Attorneys for a stockholders' action against American International Group have reached a proposed settlement with the company that would drop claims against most directors, leaving only former AIG boss Maurice Greenberg and two other ex-AIG executives as defendants.

The settlement proposal that was filed last week in Delaware's Court of Chancery in Wilmington would also leave C.V. Starr & Company and Starr International Company Inc.–two outfits with past links to AIG that are still controlled by Mr. Greenberg–as defendants.

The principal claims in the lawsuit concern the validity of commissions as well as service and rental fees paid by AIG to managing general agencies owned by Starr and SICO, both based in Bermuda.

Kenneth Nachbar, an attorney for Teachers' Retirement System of Louisiana, the lead plaintiff in the class action, said in a letter to Chancery Judge Leo E. Strine that the settlement would dismiss claims against current outside directors and drop them against other directors on the condition they sell the Starr stock they hold.

“Claims will not be dismissed against Mr.
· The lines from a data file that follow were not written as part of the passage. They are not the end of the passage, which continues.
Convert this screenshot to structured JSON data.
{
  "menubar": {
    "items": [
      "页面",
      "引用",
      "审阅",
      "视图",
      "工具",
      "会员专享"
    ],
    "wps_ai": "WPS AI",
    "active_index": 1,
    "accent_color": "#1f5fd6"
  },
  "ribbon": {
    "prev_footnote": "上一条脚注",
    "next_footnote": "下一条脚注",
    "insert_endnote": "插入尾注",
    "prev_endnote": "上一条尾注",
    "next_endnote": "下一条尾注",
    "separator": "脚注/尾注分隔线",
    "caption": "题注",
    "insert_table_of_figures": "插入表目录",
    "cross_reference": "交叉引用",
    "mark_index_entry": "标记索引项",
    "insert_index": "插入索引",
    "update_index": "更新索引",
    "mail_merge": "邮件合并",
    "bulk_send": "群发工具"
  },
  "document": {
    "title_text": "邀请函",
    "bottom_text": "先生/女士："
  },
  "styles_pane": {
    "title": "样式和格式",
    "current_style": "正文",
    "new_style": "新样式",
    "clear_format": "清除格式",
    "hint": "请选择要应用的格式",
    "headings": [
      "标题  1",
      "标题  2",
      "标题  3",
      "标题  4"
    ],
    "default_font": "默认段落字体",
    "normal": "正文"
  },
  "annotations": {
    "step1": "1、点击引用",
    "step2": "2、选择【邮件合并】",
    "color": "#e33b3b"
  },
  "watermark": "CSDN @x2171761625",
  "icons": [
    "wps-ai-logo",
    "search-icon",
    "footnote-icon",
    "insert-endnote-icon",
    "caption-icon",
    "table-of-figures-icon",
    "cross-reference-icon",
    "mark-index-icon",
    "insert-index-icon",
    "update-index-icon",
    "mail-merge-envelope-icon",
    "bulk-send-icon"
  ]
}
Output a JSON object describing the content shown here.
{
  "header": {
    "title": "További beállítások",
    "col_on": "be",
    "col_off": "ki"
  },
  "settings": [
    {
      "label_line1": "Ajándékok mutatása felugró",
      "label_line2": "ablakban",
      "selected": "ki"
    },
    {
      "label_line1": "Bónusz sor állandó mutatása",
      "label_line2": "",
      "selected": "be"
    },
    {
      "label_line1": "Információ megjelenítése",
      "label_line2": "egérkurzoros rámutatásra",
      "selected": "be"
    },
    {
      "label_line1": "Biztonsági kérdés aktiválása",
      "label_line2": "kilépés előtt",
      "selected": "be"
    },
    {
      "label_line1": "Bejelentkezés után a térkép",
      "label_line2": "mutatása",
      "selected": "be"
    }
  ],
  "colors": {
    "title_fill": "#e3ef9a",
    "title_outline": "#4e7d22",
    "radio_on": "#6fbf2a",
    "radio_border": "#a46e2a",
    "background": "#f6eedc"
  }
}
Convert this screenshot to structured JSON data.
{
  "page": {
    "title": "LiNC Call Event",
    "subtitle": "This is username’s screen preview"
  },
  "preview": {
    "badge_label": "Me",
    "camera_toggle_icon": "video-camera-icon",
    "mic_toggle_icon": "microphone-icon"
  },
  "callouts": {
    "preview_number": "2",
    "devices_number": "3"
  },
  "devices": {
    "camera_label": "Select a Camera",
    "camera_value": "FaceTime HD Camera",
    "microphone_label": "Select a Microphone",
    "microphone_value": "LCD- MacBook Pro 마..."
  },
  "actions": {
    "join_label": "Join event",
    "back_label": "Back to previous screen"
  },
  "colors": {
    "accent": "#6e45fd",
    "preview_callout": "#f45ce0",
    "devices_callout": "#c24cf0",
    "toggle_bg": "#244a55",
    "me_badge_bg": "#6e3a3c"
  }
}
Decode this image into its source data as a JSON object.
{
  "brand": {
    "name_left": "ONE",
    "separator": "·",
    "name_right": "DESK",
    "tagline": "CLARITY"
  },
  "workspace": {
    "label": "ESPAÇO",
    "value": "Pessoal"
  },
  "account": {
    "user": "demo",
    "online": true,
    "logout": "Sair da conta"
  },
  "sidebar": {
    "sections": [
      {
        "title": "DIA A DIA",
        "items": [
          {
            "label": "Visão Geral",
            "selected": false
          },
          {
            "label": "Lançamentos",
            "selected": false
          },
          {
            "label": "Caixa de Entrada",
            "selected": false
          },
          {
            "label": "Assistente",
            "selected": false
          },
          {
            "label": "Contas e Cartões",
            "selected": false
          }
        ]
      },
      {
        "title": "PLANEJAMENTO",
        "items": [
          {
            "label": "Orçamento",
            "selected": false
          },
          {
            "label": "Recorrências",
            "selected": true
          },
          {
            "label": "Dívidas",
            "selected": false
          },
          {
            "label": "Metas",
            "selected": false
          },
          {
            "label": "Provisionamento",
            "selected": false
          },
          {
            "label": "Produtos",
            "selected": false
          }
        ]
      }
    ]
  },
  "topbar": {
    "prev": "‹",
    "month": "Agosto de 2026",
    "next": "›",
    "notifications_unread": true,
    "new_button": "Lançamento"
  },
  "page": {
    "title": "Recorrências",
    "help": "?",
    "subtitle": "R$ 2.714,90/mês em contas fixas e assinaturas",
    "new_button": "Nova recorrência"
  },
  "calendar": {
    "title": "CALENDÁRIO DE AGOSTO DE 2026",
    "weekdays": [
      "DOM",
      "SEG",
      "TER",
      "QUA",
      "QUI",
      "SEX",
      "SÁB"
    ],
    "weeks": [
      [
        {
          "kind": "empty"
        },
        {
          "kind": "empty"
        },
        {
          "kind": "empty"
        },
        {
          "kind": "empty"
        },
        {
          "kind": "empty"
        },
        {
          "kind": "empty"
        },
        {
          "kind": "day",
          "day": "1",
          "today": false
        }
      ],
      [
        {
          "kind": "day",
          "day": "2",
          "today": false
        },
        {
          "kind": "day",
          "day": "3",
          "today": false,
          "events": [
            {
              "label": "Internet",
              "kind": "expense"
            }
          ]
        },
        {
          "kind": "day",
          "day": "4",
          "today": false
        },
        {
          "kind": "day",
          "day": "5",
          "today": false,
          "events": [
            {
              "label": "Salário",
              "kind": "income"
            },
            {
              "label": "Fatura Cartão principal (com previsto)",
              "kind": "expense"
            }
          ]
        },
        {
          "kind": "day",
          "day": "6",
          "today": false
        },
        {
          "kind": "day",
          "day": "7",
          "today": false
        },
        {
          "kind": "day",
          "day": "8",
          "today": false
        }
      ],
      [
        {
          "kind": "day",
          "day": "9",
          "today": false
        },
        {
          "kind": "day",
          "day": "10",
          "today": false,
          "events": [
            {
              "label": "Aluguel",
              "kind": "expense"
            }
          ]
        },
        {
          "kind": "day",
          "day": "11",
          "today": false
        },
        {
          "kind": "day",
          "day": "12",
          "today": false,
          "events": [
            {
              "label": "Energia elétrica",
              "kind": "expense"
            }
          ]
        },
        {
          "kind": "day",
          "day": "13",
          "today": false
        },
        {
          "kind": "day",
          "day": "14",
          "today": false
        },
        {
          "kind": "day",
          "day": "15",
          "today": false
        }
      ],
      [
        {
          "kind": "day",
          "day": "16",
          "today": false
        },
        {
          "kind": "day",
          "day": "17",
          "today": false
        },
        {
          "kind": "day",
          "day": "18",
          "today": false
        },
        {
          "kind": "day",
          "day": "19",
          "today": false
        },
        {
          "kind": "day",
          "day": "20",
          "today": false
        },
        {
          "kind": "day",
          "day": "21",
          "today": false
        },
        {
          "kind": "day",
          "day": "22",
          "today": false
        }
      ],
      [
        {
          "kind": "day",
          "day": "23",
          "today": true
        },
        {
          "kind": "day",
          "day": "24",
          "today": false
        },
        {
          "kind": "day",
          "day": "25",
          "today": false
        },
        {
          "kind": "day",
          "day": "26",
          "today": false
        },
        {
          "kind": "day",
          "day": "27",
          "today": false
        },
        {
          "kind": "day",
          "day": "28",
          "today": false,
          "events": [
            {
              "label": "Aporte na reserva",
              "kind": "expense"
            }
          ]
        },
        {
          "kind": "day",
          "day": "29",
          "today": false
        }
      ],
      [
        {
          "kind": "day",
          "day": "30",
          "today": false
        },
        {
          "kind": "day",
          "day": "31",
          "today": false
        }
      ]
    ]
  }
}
Greenberg and the former AIG directors [Howard Smith, former chief financial officer, and Edward Matthews, the ex-vice chairman] who left AIG following the departure of Mr. Greenberg and who own Starr stock,” Mr. Nachbar wrote.

The settlement agreement was reached after talks between plaintiff lawyers and a special litigation committee appointed by the AIG board.

According to a spokesperson for Mr. Greenberg's legal team, a report that the committee produced actually shows the arrangements between Starr and AIG were appropriate.

Page 5 of the report submitted to the court on Aug. 14, 2003 states that the litigation committee “has found substantial evidence demonstrating that the commissions paid by AIG to the Starr agencies are fair.”

The lawsuit claimed that AIG should not be paying Starr commissions to originate business could fully generate itself, but the committee found AIG despite its size, “does not have the expertise or resources that it would need within the Starr agencies' niche markets to generate the amount and quality of business that the Starr agencies now generate for AIG.”

This article was updated at 4:05 p.m.